Nigeria’s Private Sector Extends Six-Month Growth Streak Amid Rising Cost Pressures

Nigerias Private Sector Extends Six-Month Growth Streak Amid Rising Cost Pressures

Nigeria’s private sector growth continued in June, marking six consecutive months of expansion despite ongoing challenges such as high operating costs, insecurity, and limited access to finance, according to the latest Business Confidence Monitor (BCM) released by the Nigerian Economic Summit Group (NESG). The Current Business Performance Index (CBPI) remained steady at 104.6 points, unchanged from May, and above the 100-point threshold that signals economic expansion. However, the figure was lower than the 113.6 points recorded in June 2025, indicating a slowdown compared to the previous year’s performance.

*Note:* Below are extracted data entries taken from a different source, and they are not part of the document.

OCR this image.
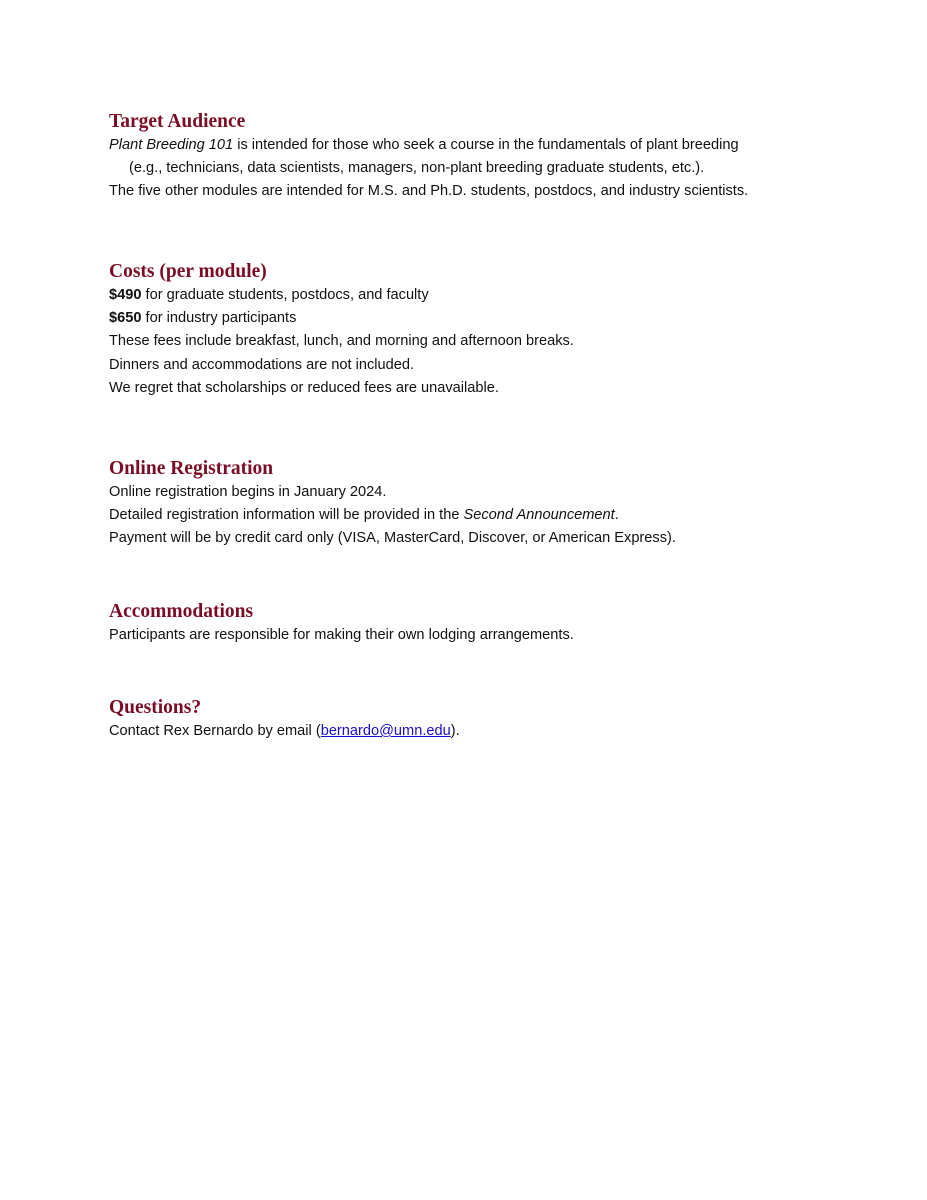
Target Audience

Plant Breeding 101 is intended for those who seek a course in the fundamentals of plant breeding

(e.g., technicians, data scientists, managers, non-plant breeding graduate students, etc.).

The five other modules are intended for M.S. and Ph.D. students, postdocs, and industry scientists.

Costs (per module)

$490 for graduate students, postdocs, and faculty

$650 for industry participants

These fees include breakfast, lunch, and morning and afternoon breaks.

Dinners and accommodations are not included.

We regret that scholarships or reduced fees are unavailable.

Online Registration

Online registration begins in January 2024.

Detailed registration information will be provided in the Second Announcement.

Payment will be by credit card only (VISA, MasterCard, Discover, or American Express).

Accommodations

Participants are responsible for making their own lodging arrangements.

Questions?

Contact Rex Bernardo by email (bernardo@umn.edu).
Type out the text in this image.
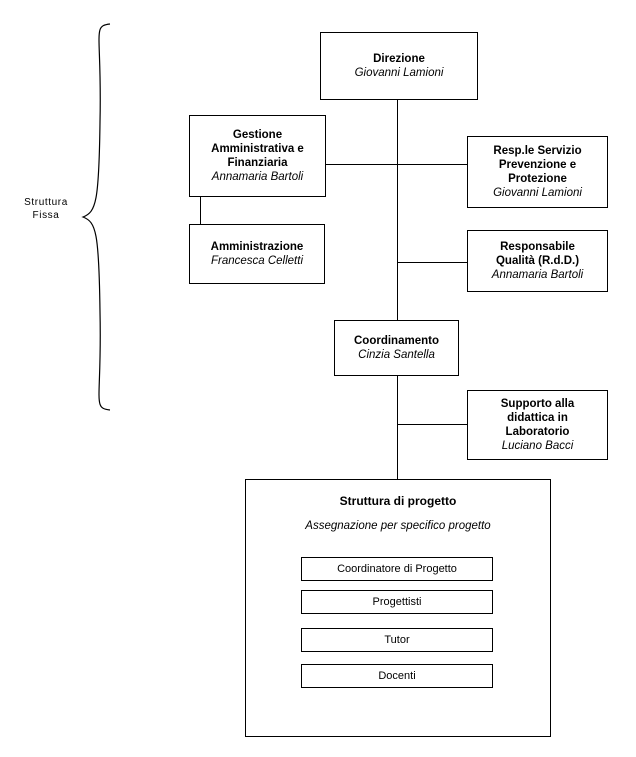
Struttura
Fissa
Direzione
Giovanni Lamioni
Gestione
Amministrativa e
Finanziaria
Annamaria Bartoli
Amministrazione
Francesca Celletti
Resp.le Servizio
Prevenzione e
Protezione
Giovanni Lamioni
Responsabile
Qualità (R.d.D.)
Annamaria Bartoli
Coordinamento
Cinzia Santella
Supporto alla
didattica in
Laboratorio
Luciano Bacci
Struttura di progetto
Assegnazione per specifico progetto
Coordinatore di Progetto
Progettisti
Tutor
Docenti
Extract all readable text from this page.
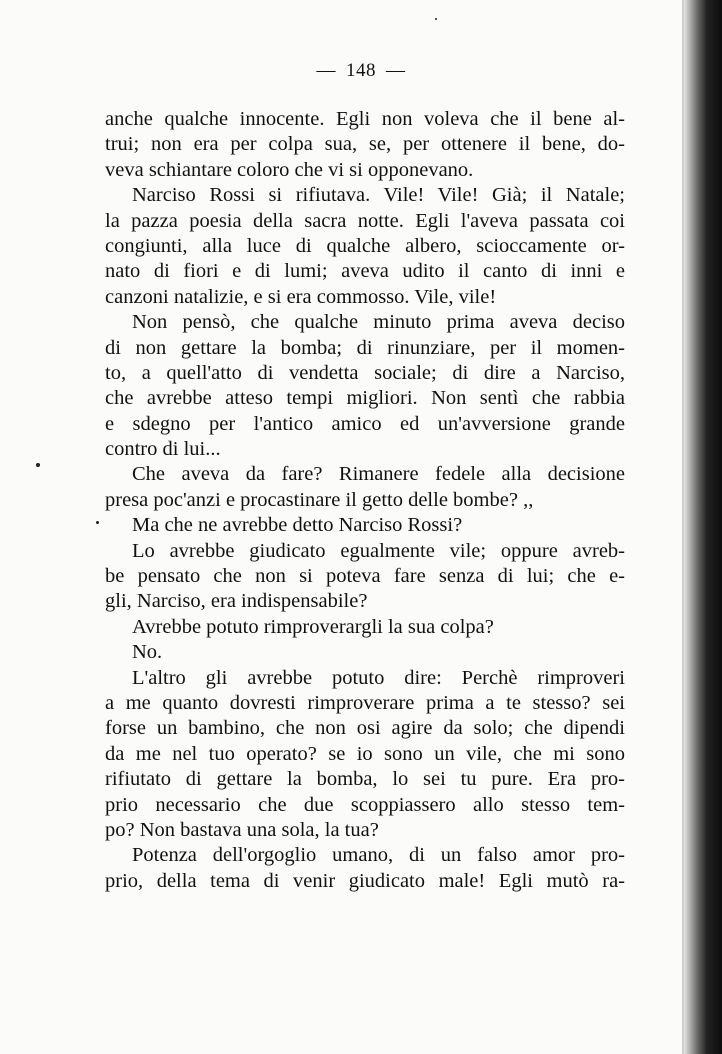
— 148 —

anche qualche innocente. Egli non voleva che il bene al-
trui; non era per colpa sua, se, per ottenere il bene, do-
veva schiantare coloro che vi si opponevano.

Narciso Rossi si rifiutava. Vile! Vile! Già; il Natale;
la pazza poesia della sacra notte. Egli l'aveva passata coi
congiunti, alla luce di qualche albero, scioccamente or-
nato di fiori e di lumi; aveva udito il canto di inni e
canzoni natalizie, e si era commosso. Vile, vile!

Non pensò, che qualche minuto prima aveva deciso
di non gettare la bomba; di rinunziare, per il momen-
to, a quell'atto di vendetta sociale; di dire a Narciso,
che avrebbe atteso tempi migliori. Non sentì che rabbia
e sdegno per l'antico amico ed un'avversione grande
contro di lui...

Che aveva da fare? Rimanere fedele alla decisione
presa poc'anzi e procastinare il getto delle bombe? ,,

Ma che ne avrebbe detto Narciso Rossi?

Lo avrebbe giudicato egualmente vile; oppure avreb-
be pensato che non si poteva fare senza di lui; che e-
gli, Narciso, era indispensabile?

Avrebbe potuto rimproverargli la sua colpa?

No.

L'altro gli avrebbe potuto dire: Perchè rimproveri
a me quanto dovresti rimproverare prima a te stesso? sei
forse un bambino, che non osi agire da solo; che dipendi
da me nel tuo operato? se io sono un vile, che mi sono
rifiutato di gettare la bomba, lo sei tu pure. Era pro-
prio necessario che due scoppiassero allo stesso tem-
po? Non bastava una sola, la tua?

Potenza dell'orgoglio umano, di un falso amor pro-
prio, della tema di venir giudicato male! Egli mutò ra-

The BCM, a monthly survey tracking business conditions and short-term outlooks, highlighted manufacturing and trade as the key drivers of growth. Agriculture and non-manufacturing also returned to expansion after contracting in May, reflecting a broader recovery across key productive sectors. Manufacturing recorded an index of 106.4 points, down from 114.1 in May, while trade stood at 102.0 points, a decline from 105.5 the previous month. Despite these dips, both sectors remained in positive territory, with wholesale trade maintaining momentum, though retail operators faced headwinds from financing constraints, power shortages, and rising logistics costs.

Agriculture showed strong recovery, with its index rising to 103.9 points from 97.5 in May, supported by seasonal harvests, improved crop yields, fishing activities, and increased agro-processing. Non-manufacturing also rebounded to 106.8 points from 99.4, driven by growth in construction and the oil and gas sector. In contrast, the services sector contracted, with its index falling to 98.5 points from 103.5 in May, as firms struggled with higher operating costs, regulatory uncertainty, and energy-related issues.

Businesses continue to face significant constraints, including elevated input costs, supply chain disruptions, unreliable electricity, limited credit access, and rising rental expenses. These challenges are undermining faster growth despite the overall positive trend. Nevertheless, business sentiment remains optimistic. The Future Business Expectations Index rose to 128.4 points in June from 127.0 in May, indicating that firms expect better conditions in the next one to three months. Trade recorded the highest confidence at 174.6 points, followed by manufacturing at 166.0, non-manufacturing at 142.8, agriculture at 127.4, and services at 112.7.

The sustained expansion underscores the resilience of Nigeria’s private sector amid persistent macroeconomic pressures. Economists emphasize that reducing inflation, improving electricity supply, expanding affordable financing, and tackling insecurity are essential to sustaining and accelerating growth in the coming months.